With good communication everyone is happier – queries are quickly resolved and potential problems can be avoided, relationships become stronger and there is a greater understanding of what each party needs, and the pressures and constraints upon them.
When we work with translators and interpreters, we like to get to know them beyond a “here is your Purchase Order” level. We want you to become a member of our team who just happens to be working somewhere else.
Most clients are the same. They may not know exactly what they need, or what you actually do. They may be up against time constraints and technical issues. Possibly they have never worked with languages before. So firstly we recommend asking your clients some questions – communicating clearly with them. Who is the audience, what are they doing with the translation, is someone else checking it, have they had materials translated before? Interpreters will be asking similar questions, is there reference material, will they be working with other interpreters, along with the usual where/how long and when?
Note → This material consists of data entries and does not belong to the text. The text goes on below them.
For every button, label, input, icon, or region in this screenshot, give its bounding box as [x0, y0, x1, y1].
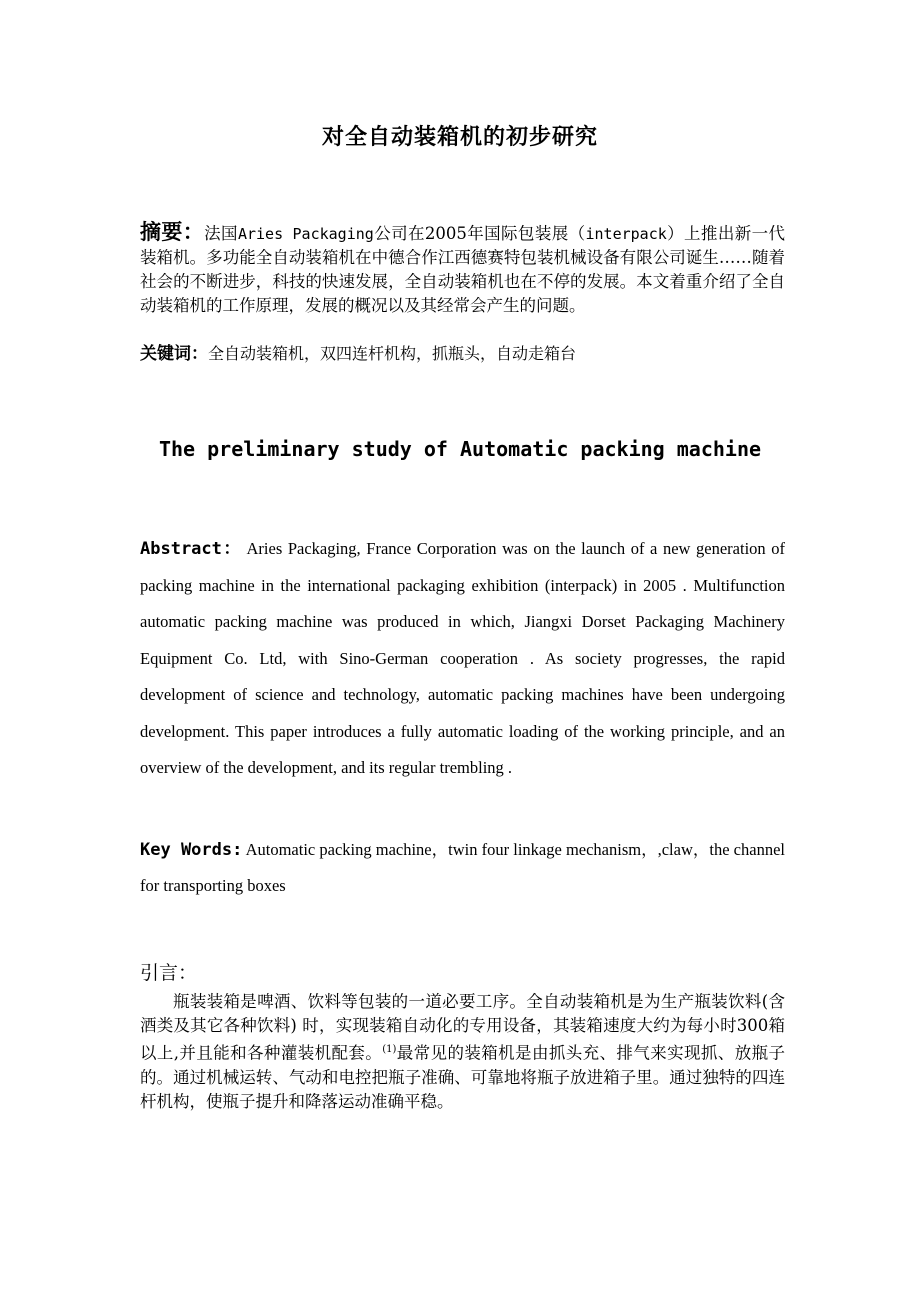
introduction-text-a: 瓶装装箱是啤酒、饮料等包装的一道必要工序。全自动装箱机是为生产瓶装饮料(含酒类及其它各种饮料) 时，实现装箱自动化的专用设备，其装箱速度大约为每小时300箱以上,并且能和各种灌装机配套。: [140, 992, 785, 1063]
chinese-keywords-text: 全自动装箱机，双四连杆机构，抓瓶头，自动走箱台: [208, 344, 577, 363]
chinese-title: 对全自动装箱机的初步研究: [321, 125, 598, 150]
introduction-heading: 引言：: [140, 962, 198, 984]
chinese-abstract: [140, 220, 785, 318]
chinese-keywords-label: 关键词：: [140, 344, 208, 364]
english-abstract: [140, 531, 785, 787]
english-keywords-text: Automatic packing machine，twin four linkage mechanism，,claw，the channel for transporting boxes: [140, 840, 785, 895]
introduction-text-b: 最常见的装箱机是由抓头充、排气来实现抓、放瓶子的。通过机械运转、气动和电控把瓶子准确、可靠地将瓶子放进箱子里。通过独特的四连杆机构，使瓶子提升和降落运动准确平稳。: [140, 1043, 786, 1111]
chinese-abstract-interpack: interpack: [585, 225, 667, 243]
chinese-abstract-label: 摘要：: [140, 220, 205, 244]
english-abstract-label: Abstract：: [140, 539, 242, 559]
english-keywords: [140, 832, 785, 904]
introduction-paragraph: [140, 990, 785, 1114]
chinese-abstract-text-c: ）上推出新一代装箱机。多功能全自动装箱机在中德合作江西德赛特包装机械设备有限公司诞生……随着社会的不断进步，科技的快速发展，全自动装箱机也在不停的发展。本文着重介绍了全自动装箱机的工作原理，发展的概况以及其经常会产生的问题。: [140, 224, 785, 315]
chinese-abstract-text-b: 公司在2005年国际包装展（: [373, 224, 586, 243]
chinese-keywords: [140, 342, 785, 366]
chinese-abstract-company: Aries Packaging: [237, 225, 374, 243]
english-title: The preliminary study of Automatic packing machine: [158, 437, 762, 461]
chinese-abstract-text-a: 法国: [204, 224, 238, 243]
english-abstract-text: Aries Packaging, France Corporation was on the launch of a new generation of packing machine in the international packaging exhibition (interpack) in 2005 . Multifunction automatic packing machine was produced in which, Jiangxi Dorset Packaging Machinery Equipment Co. Ltd, with Sino-German cooperation . As society progresses, the rapid development of science and technology, automatic packing machines have been undergoing development. This paper introduces a fully automatic loading of the working principle, and an overview of the development, and its regular trembling .: [140, 539, 785, 777]
english-keywords-label: Key Words:: [140, 840, 243, 860]
reference-marker: (1): [382, 1044, 397, 1055]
This may raise some questions the client can’t answer – not a bad thing as they can find out the answer at the start of the project rather than at the last minute when you thought you’d finished! It shows you as professional, interested and thoughtful. One point is that nobody likes to be lectured – yes, they do need it by 9am tomorrow, this person has probably just had the task dumped on their desk and it may not be their fault – so don’t launch into a tirade about how this is impossible… If you can’t help, explain why and offer solutions – can they extend the deadline? Wish them luck and maintain a professional front!
It does sound obvious, but always be polite, whatever you may be thinking about a client. If for any reason you don’t want or can’t do the work, refuse gracefully. This includes when replying in writing, as short and possibly curt emails can be misunderstood as rudeness.
Don’t be afraid to raise queries and ask questions along the way. A client will usually welcome these. Perhaps save them up and wait until you have been through the entire document – your answer may become clear. Politely point out any spelling errors and/or factually incorrect text you may spot.
Once the job is complete, your communication skills are not over! Firstly you may need to contact the client regarding payment of your invoice, and secondly you may want to ask if they have more work for you later down the line. And you should communicate in both cases! Don’t just wonder why you never heard from them again – maybe your contact has left… keep communication open.
Let’s not forget those clients you want to work with, but haven’t yet. Keep in touch with them – we receive lovely postcards and Christmas cards, for instance, from translators who would like to work with us.